A visual approach to global accretion disk instabilities

TL;DR

This paper introduces a new global, non-axisymmetric instability called SARI in accretion disks, visualizes its complex eigenmodes, and demonstrates its potential to explain angular momentum transport similarly to MRI.

Contribution

It generalizes the MRI framework to include SARI modes, providing detailed visualization and analysis of their properties and effects in accretion disk models.

Findings

SARI modes are fundamentally different from MRI and resemble spiral galaxy modes.

Superposed SARI modes can produce effective viscosity for angular momentum transport.

SARI modes can generate plasmoid and flux-tube like magnetic structures.

Abstract

For over 30 years, the Magneto-Rotational Instability has been accepted as the mechanism driving accretion disk turbulence. Its physical basis is well understood, where an interplay between centrifugal forces and magnetic tension transfers angular momentum between oppositely displaced fluid elements.
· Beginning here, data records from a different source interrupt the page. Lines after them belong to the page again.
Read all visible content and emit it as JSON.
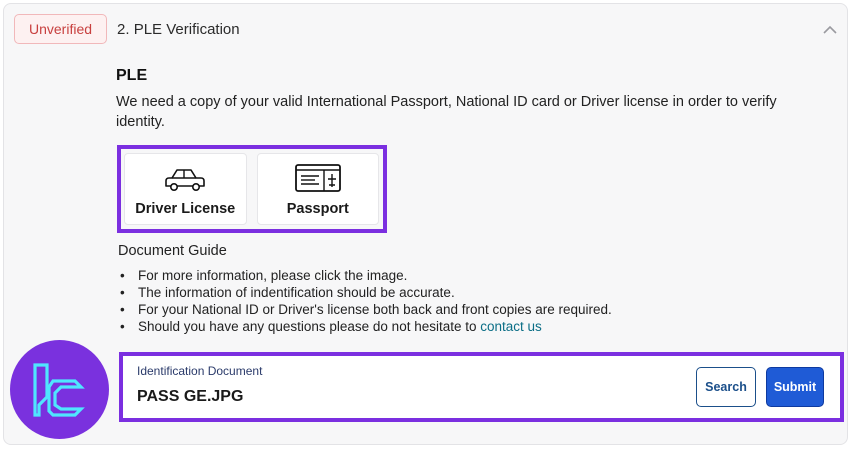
{
  "header": {
    "status_badge": "Unverified",
    "step_title": "2. PLE Verification",
    "collapse_icon": "chevron-up-icon"
  },
  "section": {
    "title": "PLE",
    "description": "We need a copy of your valid International Passport, National ID card or Driver license in order to verify identity."
  },
  "document_options": [
    {
      "label": "Driver License",
      "icon": "car-icon"
    },
    {
      "label": "Passport",
      "icon": "passport-icon"
    }
  ],
  "guide": {
    "title": "Document Guide",
    "items": [
      "For more information, please click the image.",
      "The information of indentification should be accurate.",
      "For your National ID or Driver's license both back and front copies are required.",
      "Should you have any questions please do not hesitate to "
    ],
    "contact_link": "contact us"
  },
  "upload": {
    "label": "Identification Document",
    "value": "PASS GE.JPG",
    "search_label": "Search",
    "submit_label": "Submit"
  },
  "colors": {
    "accent_purple": "#7b2fe0",
    "unverified_red": "#c8403f",
    "submit_blue": "#1f5bd6",
    "logo_cyan": "#3fe0ff"
  }
}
In this work, we revisit this picture in global disk models and various magnetic field topologies and generalise it to non-axisymmetric instabilities like the Super-Alfv\'enic Rotational Instability (SARI). We use the open-source \texttt{Legolas} software to quantify all complex-valued linear eigenfunctions for the (near-)eigenmodes and visualise the resulting spatio-temporal variations in real space in a manner that can be compared to direct numerical simulations of disks. The field perturbations are fundamentally different between the (axisymmetric) MRI and the novel, ultra-localised SARI modes, which bear some resemblance to spiral modes in galaxies but differ in important ways. We use a combined numerical-analytical approach to study the polarization of the magnetic and velocity field perturbations. Finally, we compare disks of differing magnetic topology where many linear modes are merely superposed to recreate a visual impression of `turbulent' fields and quantify the resulting stresses. We find that even superposed, still linearly growing SARI modes can already provide the needed effective viscosity-related alpha-values invoked for angular momentum transport. 3D views on the magnetic field perturbations show that SARI modes of opposite azimuthal mode number may naturally introduce plasmoid and toroidal flux-tube like field deformations.